A movie star? An astronaut? A fireman? A nurse? A ballerina? An artist? A chef?
I wanted to be a singer, a spy or both (I was quite taken by the idea of travelling around the world performing as a rockstar while moonlighting as a secret agent, Mata Hari style). As it turned out, I got to do both, sort of.
While I cannot claim to be famous, I was selected to represent my country at the international Performing Arts Championships in Los Angeles, cast in a professional musical production, had a (bad, even I admit) music video that played on network TV for a while, and I did get paid to both perform and teach music. All of this should, technically, count as an – albeit short-lived – singing career.
Also, while I am not exactly a real spy, I am, as a professional trend analyst, paid to watch, observe and write reports on people, often without their knowledge. This sounds a lot like spying to me.
While your own childhood dreams may or may not have been as unrealistically grandiose as my own, I am still willing to bet “accountant”, “McDonalds burger chef” and “call centre agent” were not top of your list.

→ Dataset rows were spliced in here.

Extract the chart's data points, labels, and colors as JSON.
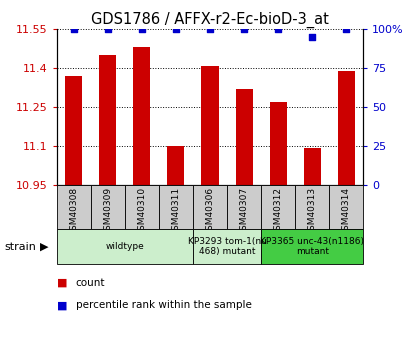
{
  "title": "GDS1786 / AFFX-r2-Ec-bioD-3_at",
  "samples": [
    "GSM40308",
    "GSM40309",
    "GSM40310",
    "GSM40311",
    "GSM40306",
    "GSM40307",
    "GSM40312",
    "GSM40313",
    "GSM40314"
  ],
  "counts": [
    11.37,
    11.45,
    11.48,
    11.1,
    11.41,
    11.32,
    11.27,
    11.09,
    11.39
  ],
  "percentiles": [
    100,
    100,
    100,
    100,
    100,
    100,
    100,
    95,
    100
  ],
  "ylim_left": [
    10.95,
    11.55
  ],
  "ylim_right": [
    0,
    100
  ],
  "yticks_left": [
    10.95,
    11.1,
    11.25,
    11.4,
    11.55
  ],
  "yticks_right": [
    0,
    25,
    50,
    75,
    100
  ],
  "strain_groups": [
    {
      "label": "wildtype",
      "start": 0,
      "end": 4,
      "color": "#cceecc"
    },
    {
      "label": "KP3293 tom-1(nu\n468) mutant",
      "start": 4,
      "end": 6,
      "color": "#cceecc"
    },
    {
      "label": "KP3365 unc-43(n1186)\nmutant",
      "start": 6,
      "end": 9,
      "color": "#44cc44"
    }
  ],
  "bar_color": "#cc0000",
  "dot_color": "#0000cc",
  "bar_width": 0.5,
  "tick_label_color_left": "#cc0000",
  "tick_label_color_right": "#0000cc",
  "sample_box_color": "#cccccc",
  "plot_bg": "#ffffff"
}
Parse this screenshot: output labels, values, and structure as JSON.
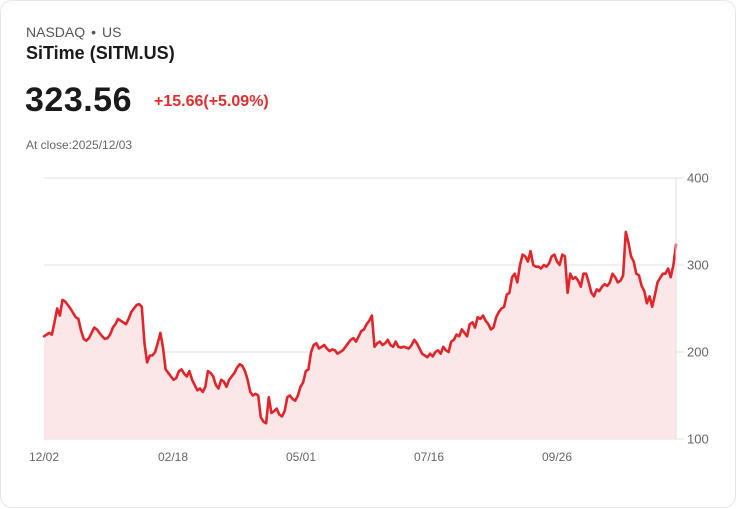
{
  "header": {
    "exchange": "NASDAQ",
    "separator": "•",
    "market": "US",
    "title": "SiTime (SITM.US)",
    "price": "323.56",
    "change": "+15.66(+5.09%)",
    "close_label": "At close:2025/12/03"
  },
  "colors": {
    "line": "#e0262b",
    "fill": "#fbe7e8",
    "grid": "#e2e2e2",
    "change": "#e02f2f"
  },
  "chart_data": {
    "type": "area",
    "title": "SiTime (SITM.US)",
    "xlabel": "",
    "ylabel": "",
    "ylim": [
      100,
      400
    ],
    "yticks": [
      400,
      300,
      200,
      100
    ],
    "xticks": [
      "12/02",
      "02/18",
      "05/01",
      "07/16",
      "09/26"
    ],
    "grid": true,
    "legend": "none",
    "x_range": [
      "2024/12/02",
      "2025/12/03"
    ],
    "values": [
      218,
      220,
      222,
      220,
      235,
      250,
      242,
      260,
      258,
      254,
      250,
      245,
      240,
      238,
      225,
      215,
      213,
      216,
      222,
      228,
      226,
      222,
      218,
      215,
      216,
      220,
      228,
      232,
      238,
      236,
      234,
      232,
      238,
      246,
      250,
      254,
      255,
      252,
      210,
      188,
      196,
      196,
      200,
      210,
      222,
      205,
      180,
      176,
      172,
      168,
      170,
      178,
      180,
      175,
      172,
      178,
      168,
      162,
      156,
      158,
      154,
      160,
      178,
      176,
      172,
      162,
      158,
      168,
      166,
      160,
      168,
      172,
      176,
      182,
      186,
      184,
      178,
      168,
      154,
      150,
      152,
      150,
      125,
      120,
      118,
      148,
      130,
      132,
      135,
      128,
      126,
      132,
      148,
      150,
      146,
      144,
      150,
      160,
      165,
      178,
      180,
      200,
      208,
      210,
      204,
      206,
      208,
      204,
      201,
      203,
      202,
      198,
      200,
      202,
      206,
      210,
      214,
      216,
      212,
      218,
      224,
      226,
      232,
      236,
      242,
      206,
      210,
      212,
      208,
      210,
      214,
      208,
      206,
      212,
      206,
      205,
      206,
      205,
      204,
      208,
      214,
      210,
      204,
      198,
      196,
      194,
      198,
      195,
      200,
      202,
      198,
      206,
      202,
      200,
      212,
      214,
      220,
      218,
      226,
      222,
      218,
      232,
      234,
      228,
      240,
      238,
      242,
      236,
      232,
      226,
      228,
      240,
      246,
      250,
      252,
      266,
      268,
      286,
      290,
      280,
      300,
      312,
      310,
      304,
      316,
      300,
      298,
      298,
      296,
      300,
      298,
      302,
      310,
      312,
      304,
      300,
      312,
      310,
      268,
      290,
      284,
      286,
      282,
      275,
      290,
      290,
      280,
      268,
      264,
      272,
      270,
      275,
      278,
      276,
      280,
      290,
      286,
      280,
      282,
      288,
      338,
      326,
      310,
      304,
      290,
      288,
      276,
      270,
      256,
      264,
      252,
      265,
      280,
      285,
      290,
      290,
      296,
      286,
      300,
      323.56
    ]
  }
}
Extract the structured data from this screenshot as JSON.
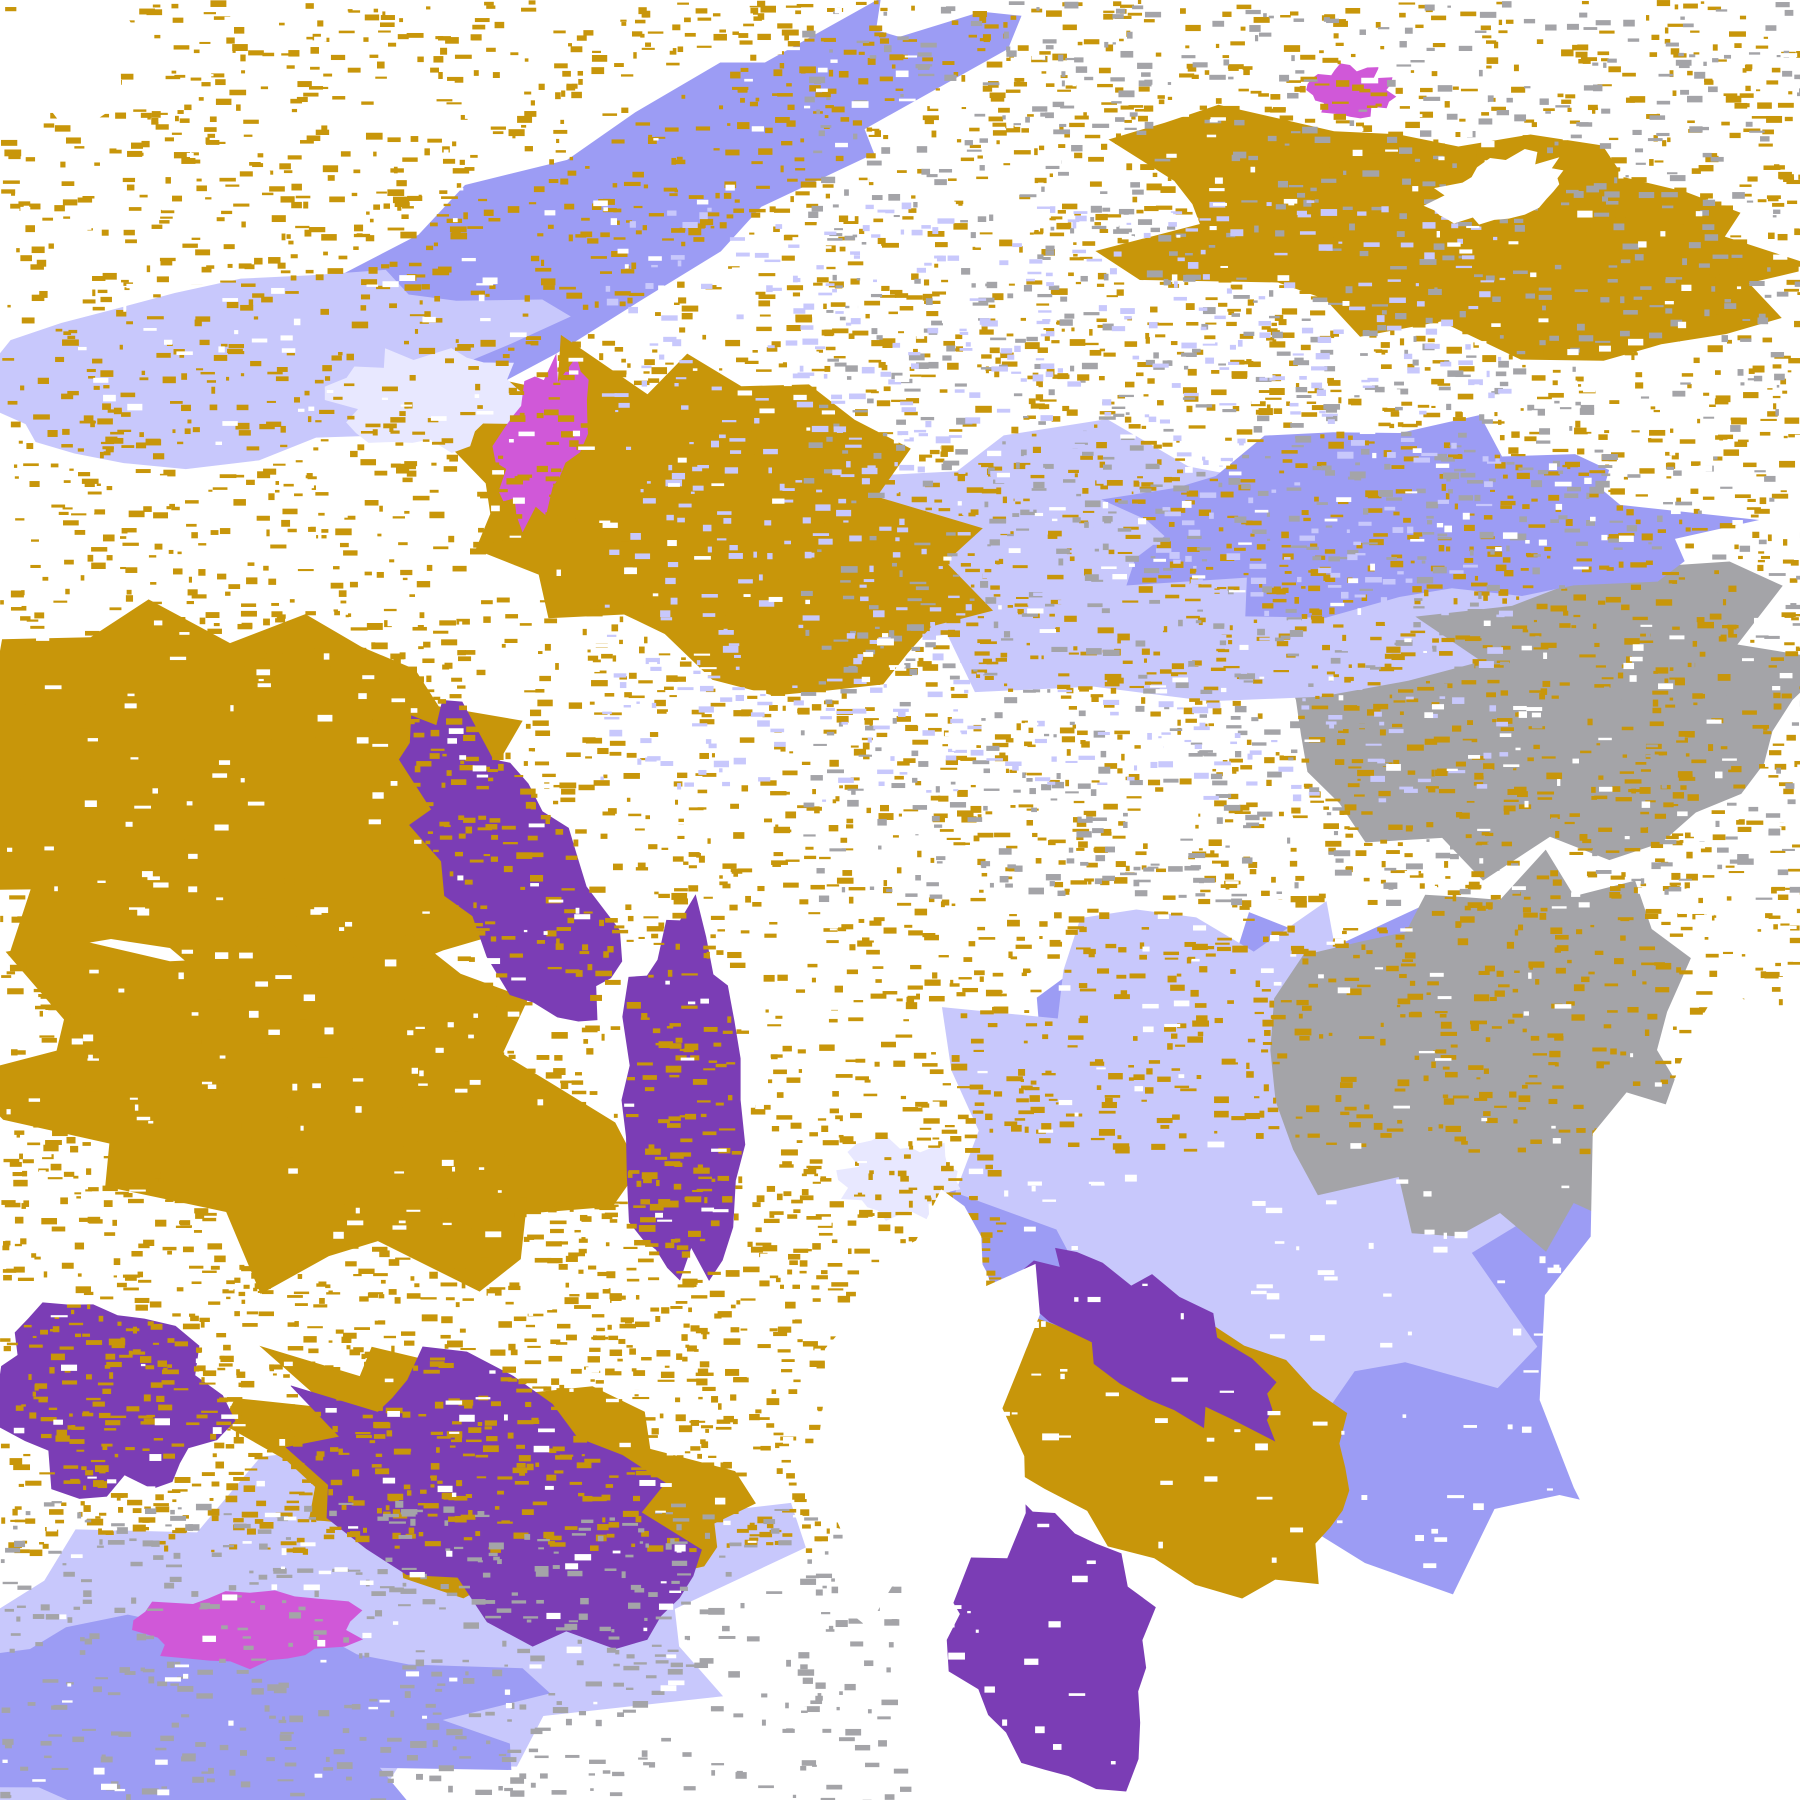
{
  "palette": {
    "background": "#ffffff",
    "gold": "#c8960a",
    "purple": "#7b3db5",
    "magenta": "#d058d8",
    "lavender": "#c8c8fc",
    "periwinkle": "#9c9cf4",
    "pale": "#e8e8ff",
    "gray": "#a4a4a8"
  }
}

I bet you wanted to do something more fulfilling with your life than a mundane, repetitive, process-driven function.
I also bet that if you are stuck in a soul-destroying robotic role, no matter how well it pays (hi again, accountants), there is a part of you that wishes you could do something more meaningful with the most productive hours and years of your life, that still wants to do what the five-year-old version of yourself wanted to do all those years ago.
The good news is, you may soon be forced to do exactly that.
The robots are coming for your bullsh*t job.
Routine, process-driven jobs are the most at risk of automation. If your job involves processes and repetition – whether you work in a white-collar corner office or a blue collar factory – you are at high risk of being made redundant by a robot or algorithm.
The bad news is, the robots are coming.
Experts expect anywhere between 20% and 50% of jobs worldwide are at some risk of replacement by technology. Of course, technology will also continue to create many new as yet unimaginable jobs (hi social media managers), but the fact remains, many, many people will have to switch careers (often more than once) in order to survive.
The good news is the jobs and job functions most at risk are the jobs hardly anyone actually enjoys doing anyway (this is also probably why someone took the time to automate them – they were tired of doing the job themselves).
The really good news is that the dream job really wanted to do when you were a child is probably still up for grabs.
The world still wants muses, musicians and movie stars.